Le portail de chargement était suffisamment large pour laisser passer sans problème le camion jaune qui était garé dehors, et une porte d'entrée ordinaire était pratiquée dedans. Il s'approcha de celle-ci, appuya sur la poignée et ouvrit. Il se retrouva dans un grand entrepôt éclairé par quelques ampoules, rempli de fatras, de cartons déchirés et de matériel en désordre.
MIRIAM WU SENTAIT LES LARMES couler sur ses joues.
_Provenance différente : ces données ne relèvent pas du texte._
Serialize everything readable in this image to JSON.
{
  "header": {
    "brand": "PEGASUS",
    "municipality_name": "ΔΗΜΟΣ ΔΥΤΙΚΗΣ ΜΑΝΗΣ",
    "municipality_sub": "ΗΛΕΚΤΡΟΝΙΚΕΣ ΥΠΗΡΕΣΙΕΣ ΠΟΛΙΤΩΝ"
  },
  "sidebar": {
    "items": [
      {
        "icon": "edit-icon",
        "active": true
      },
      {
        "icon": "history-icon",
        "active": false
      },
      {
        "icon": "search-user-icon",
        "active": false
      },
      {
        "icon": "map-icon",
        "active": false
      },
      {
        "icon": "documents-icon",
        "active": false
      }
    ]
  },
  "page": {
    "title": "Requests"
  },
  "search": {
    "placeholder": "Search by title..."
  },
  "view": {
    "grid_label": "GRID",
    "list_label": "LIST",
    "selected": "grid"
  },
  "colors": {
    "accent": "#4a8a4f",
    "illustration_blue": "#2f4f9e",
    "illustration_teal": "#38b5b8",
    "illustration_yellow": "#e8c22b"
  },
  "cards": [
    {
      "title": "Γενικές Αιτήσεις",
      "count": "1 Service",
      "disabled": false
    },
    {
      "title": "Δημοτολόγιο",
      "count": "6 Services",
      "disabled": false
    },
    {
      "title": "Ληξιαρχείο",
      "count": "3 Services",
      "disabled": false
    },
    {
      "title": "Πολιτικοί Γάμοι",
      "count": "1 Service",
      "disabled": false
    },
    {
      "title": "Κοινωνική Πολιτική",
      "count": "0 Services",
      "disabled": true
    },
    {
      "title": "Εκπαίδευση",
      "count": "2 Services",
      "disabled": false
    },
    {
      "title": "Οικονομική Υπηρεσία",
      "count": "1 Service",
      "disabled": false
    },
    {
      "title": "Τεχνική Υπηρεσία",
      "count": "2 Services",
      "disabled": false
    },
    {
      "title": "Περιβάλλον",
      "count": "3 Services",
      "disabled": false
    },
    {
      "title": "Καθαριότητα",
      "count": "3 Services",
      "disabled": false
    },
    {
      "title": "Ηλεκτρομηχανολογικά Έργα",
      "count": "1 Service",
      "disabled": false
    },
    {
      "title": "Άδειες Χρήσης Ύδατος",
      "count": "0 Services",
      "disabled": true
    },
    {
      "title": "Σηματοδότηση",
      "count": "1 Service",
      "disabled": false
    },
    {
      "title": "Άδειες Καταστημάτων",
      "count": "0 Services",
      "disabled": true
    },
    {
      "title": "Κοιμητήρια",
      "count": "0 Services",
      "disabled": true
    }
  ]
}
Ce n'était pas tant la douleur que la détresse qui la faisait pleurer. Pendant le trajet, le géant l'avait totalement ignorée. Il avait arraché le ruban adhésif de sa bouche quand la fourgonnette s'était arrêtée. Il l'avait soulevée et portée sans le moindre effort, et jetée sur le sol en ciment sans prêter attention à ses suppliques et ses protestations. Quand il la regardait, ses yeux étaient de glace.
Miriam Wu comprit tout à coup qu'elle allait mourir dans cet entrepôt.
Il lui tourna le dos, s'approcha d'une table, ouvrit une bouteille d'eau minérale et but de longues goulées. Il ne lui avait pas entravé les jambes et Miriam Wu commença à se lever.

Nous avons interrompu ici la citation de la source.